Pasca-perang Iran vs Israel dan Amerika Serikat meletus 28 Februari, pasokan bahan bakar minyak dan gas minyak cair atau liquefied petroleum gas (LPG) dari Timur Tengah terganggu oleh karena ketidakamanan pelayaran di Selat Hormuz. Untuk mendapatkan tambahan impor LPG, pemerintah mendatangkannya dari Australia. Impor tersebut diperkirakan tiba Mei atau pada paling lambat Juni 2026.
Kebebasan Pers
Hari terakhir kegiatan delegasi, mengikuti acara dialog editor senior dari dua negara. Para peserta sharing mengenai situasi dan kondisi industri pers di dua negara. Disrupsi media atas kehadiran teknologi yang semakin canggih, termasuk kecerdasan buatan (artificial intelligent/AI) yang menjadi tantangan industri/bisnis pers.
Di Australia, surat kabar masih eksis. Koran maupun majalah mingguan masih dibaca konsumen. Jumlah lembar koran masih 40 halaman. Pemasang iklan pun masih lumayan besar. Website online pun demikian. Secara umum, sumber pendapatan perusahaan media berasal dari subscription atau pembaca berlangganan.

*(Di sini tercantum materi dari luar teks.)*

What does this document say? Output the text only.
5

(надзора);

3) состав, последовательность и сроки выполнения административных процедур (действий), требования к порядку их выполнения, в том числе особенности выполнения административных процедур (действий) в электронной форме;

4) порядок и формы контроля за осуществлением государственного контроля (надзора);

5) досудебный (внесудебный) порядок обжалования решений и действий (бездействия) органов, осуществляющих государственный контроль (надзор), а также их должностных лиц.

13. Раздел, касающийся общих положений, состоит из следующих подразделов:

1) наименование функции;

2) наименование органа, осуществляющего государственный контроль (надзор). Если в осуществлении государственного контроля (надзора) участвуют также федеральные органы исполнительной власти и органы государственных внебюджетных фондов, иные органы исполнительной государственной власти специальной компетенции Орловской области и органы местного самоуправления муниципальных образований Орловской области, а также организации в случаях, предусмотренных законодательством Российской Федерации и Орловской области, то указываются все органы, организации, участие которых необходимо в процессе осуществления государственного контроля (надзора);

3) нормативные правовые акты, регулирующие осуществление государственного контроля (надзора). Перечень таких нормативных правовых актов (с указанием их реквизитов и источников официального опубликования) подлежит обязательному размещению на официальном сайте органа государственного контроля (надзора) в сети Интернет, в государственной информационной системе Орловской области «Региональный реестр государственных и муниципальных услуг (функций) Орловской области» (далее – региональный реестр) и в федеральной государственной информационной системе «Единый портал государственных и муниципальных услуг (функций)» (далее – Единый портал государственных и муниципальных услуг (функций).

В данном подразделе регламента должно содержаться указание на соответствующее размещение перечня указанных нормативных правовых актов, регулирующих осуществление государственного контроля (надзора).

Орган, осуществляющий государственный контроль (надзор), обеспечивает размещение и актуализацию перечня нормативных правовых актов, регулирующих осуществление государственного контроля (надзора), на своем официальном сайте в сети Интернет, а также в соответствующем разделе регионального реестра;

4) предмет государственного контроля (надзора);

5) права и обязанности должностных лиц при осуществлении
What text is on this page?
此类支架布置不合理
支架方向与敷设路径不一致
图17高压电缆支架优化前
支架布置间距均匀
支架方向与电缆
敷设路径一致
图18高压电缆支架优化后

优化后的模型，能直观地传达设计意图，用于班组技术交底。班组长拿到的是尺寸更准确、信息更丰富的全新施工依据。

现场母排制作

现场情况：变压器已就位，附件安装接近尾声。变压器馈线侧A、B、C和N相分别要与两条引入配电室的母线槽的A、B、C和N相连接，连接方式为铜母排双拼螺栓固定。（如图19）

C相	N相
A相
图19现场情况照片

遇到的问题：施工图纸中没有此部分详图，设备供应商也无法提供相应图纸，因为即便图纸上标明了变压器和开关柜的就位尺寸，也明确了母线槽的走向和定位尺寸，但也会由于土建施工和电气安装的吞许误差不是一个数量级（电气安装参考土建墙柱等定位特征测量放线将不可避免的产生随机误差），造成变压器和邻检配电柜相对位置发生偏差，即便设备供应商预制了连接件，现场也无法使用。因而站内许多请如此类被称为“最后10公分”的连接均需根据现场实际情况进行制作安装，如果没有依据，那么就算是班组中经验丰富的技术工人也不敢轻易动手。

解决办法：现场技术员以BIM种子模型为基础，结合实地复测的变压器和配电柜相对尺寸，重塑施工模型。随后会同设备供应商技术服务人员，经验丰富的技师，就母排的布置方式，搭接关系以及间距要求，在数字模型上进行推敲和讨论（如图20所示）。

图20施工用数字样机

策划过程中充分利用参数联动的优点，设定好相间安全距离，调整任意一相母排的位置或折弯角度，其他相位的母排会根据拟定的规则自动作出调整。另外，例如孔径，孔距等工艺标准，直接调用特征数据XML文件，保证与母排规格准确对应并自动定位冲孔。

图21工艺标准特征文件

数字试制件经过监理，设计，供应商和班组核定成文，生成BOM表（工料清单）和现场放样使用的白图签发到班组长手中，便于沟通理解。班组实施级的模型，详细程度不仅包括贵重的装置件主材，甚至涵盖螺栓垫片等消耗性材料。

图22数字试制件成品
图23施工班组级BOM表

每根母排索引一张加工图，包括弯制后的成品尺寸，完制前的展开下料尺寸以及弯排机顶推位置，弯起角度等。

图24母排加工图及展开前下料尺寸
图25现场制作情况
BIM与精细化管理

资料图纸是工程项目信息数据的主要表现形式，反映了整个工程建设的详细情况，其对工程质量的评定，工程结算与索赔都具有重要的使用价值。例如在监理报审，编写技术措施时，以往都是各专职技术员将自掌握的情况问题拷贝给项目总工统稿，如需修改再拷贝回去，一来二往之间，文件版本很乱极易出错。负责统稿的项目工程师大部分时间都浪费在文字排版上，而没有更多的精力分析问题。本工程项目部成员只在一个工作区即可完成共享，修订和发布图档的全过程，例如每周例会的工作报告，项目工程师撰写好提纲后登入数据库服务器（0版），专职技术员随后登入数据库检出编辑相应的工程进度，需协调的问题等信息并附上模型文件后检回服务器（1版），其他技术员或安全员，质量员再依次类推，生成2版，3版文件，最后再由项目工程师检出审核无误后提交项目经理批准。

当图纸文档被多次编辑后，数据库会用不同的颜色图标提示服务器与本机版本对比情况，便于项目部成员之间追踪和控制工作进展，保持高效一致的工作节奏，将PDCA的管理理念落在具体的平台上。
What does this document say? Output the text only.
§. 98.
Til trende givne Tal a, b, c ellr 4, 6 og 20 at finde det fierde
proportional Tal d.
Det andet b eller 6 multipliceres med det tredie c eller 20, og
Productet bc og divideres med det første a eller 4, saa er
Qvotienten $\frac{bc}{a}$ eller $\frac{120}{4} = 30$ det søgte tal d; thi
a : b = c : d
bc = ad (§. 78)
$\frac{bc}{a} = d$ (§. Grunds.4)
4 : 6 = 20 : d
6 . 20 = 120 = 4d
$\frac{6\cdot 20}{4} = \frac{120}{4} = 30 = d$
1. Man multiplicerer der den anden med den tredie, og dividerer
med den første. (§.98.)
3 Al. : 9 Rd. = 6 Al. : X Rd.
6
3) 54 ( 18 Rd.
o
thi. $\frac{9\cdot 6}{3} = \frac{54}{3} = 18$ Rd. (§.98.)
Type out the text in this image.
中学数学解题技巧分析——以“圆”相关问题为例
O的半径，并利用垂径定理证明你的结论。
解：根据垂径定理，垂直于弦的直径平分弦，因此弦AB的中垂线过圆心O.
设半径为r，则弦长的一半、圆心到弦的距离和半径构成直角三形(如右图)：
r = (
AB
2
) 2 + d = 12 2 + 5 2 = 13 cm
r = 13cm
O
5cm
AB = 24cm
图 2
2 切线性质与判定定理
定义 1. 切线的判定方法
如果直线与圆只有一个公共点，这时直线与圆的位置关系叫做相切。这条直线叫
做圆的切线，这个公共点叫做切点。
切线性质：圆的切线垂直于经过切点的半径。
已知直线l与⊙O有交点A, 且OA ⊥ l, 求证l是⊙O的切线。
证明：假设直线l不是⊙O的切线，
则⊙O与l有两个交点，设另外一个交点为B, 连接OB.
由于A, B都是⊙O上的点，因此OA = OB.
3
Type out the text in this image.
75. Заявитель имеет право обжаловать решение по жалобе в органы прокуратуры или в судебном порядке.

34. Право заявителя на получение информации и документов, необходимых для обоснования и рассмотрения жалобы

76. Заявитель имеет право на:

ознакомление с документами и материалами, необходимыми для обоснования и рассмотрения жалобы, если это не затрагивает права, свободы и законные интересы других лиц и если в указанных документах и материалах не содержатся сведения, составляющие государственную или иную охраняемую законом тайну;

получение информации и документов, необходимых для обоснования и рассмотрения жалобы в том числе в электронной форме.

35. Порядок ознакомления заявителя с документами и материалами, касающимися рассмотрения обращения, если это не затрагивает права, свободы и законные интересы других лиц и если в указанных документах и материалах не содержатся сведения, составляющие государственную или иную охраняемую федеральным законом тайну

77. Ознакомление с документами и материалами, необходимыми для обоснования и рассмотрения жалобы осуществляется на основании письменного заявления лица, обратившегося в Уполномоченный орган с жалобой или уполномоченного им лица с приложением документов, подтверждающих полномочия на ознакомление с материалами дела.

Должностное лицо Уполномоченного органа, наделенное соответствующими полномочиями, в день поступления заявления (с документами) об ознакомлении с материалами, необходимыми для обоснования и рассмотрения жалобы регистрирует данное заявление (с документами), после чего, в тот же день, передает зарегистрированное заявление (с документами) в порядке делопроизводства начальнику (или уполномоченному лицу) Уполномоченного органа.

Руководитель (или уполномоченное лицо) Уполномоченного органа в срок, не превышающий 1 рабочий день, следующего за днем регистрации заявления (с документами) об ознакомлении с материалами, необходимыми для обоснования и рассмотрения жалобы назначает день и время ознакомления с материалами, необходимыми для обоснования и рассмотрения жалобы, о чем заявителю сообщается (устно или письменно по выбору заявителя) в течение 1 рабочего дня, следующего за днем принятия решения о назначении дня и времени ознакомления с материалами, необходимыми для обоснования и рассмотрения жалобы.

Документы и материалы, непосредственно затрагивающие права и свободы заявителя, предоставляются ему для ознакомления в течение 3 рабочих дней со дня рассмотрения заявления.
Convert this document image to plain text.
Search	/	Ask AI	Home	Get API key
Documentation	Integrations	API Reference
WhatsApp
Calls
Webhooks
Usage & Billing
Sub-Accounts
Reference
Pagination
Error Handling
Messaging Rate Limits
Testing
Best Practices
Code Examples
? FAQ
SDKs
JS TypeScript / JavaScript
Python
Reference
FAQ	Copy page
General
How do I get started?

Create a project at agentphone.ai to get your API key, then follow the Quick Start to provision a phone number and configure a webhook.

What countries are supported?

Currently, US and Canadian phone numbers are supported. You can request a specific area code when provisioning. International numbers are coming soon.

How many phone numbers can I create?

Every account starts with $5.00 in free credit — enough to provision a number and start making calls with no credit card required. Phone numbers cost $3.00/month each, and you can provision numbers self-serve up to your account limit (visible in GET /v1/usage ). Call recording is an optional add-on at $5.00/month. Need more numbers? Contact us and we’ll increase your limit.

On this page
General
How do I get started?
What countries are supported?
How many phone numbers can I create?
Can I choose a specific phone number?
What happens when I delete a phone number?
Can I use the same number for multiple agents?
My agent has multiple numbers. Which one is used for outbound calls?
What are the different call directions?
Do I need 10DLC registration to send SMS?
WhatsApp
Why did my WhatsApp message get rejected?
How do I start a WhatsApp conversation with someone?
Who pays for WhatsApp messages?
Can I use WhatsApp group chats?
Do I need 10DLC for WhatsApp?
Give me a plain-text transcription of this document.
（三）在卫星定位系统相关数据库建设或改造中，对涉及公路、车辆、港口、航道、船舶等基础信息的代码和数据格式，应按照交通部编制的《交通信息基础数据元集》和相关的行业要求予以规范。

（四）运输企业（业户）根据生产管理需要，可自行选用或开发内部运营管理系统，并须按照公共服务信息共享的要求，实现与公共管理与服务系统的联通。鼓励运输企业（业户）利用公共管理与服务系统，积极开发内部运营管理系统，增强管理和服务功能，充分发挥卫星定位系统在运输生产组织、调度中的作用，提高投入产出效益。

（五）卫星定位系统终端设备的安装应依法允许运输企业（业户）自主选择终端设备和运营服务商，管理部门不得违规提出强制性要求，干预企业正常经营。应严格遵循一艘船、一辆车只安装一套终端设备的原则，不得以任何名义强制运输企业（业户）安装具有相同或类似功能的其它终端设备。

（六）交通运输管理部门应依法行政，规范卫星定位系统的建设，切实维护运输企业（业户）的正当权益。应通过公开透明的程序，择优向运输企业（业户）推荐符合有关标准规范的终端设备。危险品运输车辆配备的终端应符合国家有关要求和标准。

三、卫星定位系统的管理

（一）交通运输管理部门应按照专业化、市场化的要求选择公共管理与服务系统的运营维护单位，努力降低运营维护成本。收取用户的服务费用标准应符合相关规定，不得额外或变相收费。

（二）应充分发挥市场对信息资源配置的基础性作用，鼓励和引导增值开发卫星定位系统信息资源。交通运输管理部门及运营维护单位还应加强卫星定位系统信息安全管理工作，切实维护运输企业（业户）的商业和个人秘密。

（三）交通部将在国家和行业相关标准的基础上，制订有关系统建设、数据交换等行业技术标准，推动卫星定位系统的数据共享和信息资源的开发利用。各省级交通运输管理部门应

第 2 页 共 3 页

Lebih dari 50 persen sumber pendapatan adalah atas kerelaan pembaca membeli koran maupun website. Setiap berita eksklusif (independent reporting) online, wajib berbayar barulah aksesnya dibuka kepada pembaca. Sumber pendapatan lainnya dari iklan swasta, seperti perbankan, elektronik, ponsel, dan otomotif. Sekitar 10 persen kontribusi iklan pemerintah.
Pun dibahas, adanya ancaman atau tekanan terhadap kebebasan pers yang datang dari bagian kepentingan suprastuktur politik, seperti pendengung (buzzer), elite partai politik yang sedang berkuasa, petinggi TNI/Polri, maupun perusahaan milik negara (BUMN) mitra media selaku pemasang iklan.
Peserta dialog bersepakat, demi keberlanjutan media, penguatan jurnalisme berkualitas harus dilakukan dengan memastikan liputan akurat dari lapangan untuk mengatasi agragasi AI. Bukan mengandalkan mengolah informasi yang telah beredar di media sosial.
Wartawan senior dari Negeri Kanguru diwakili Asia Pacipic Correspondent Surat Kabar The Australian Amanda Hodge, Head of Editorial Innovation The Corversation Ashlyne McGhee, ABC Asia Pacific Newsroom Helena Souisa, National Editor The Age dan Sydney Morning Herald David King, serta Guardian International Desk Kate Lamb.
Delegasi editor senior dari Indonesia: Pemimpin Redaksi IDN Times Uni Lubis, Pemimpin Redaksi SCTV dan Indosiar yang juga Ketua Forum Pemred Retno Pinasti, Domu D Ambarita dari Tribun Network, Wakil Pemimpin Redaksi Detikcom Fajar Pratama, dan Wakil Pemimpin Redaksi Rakyat Merdeka Kartika Sari.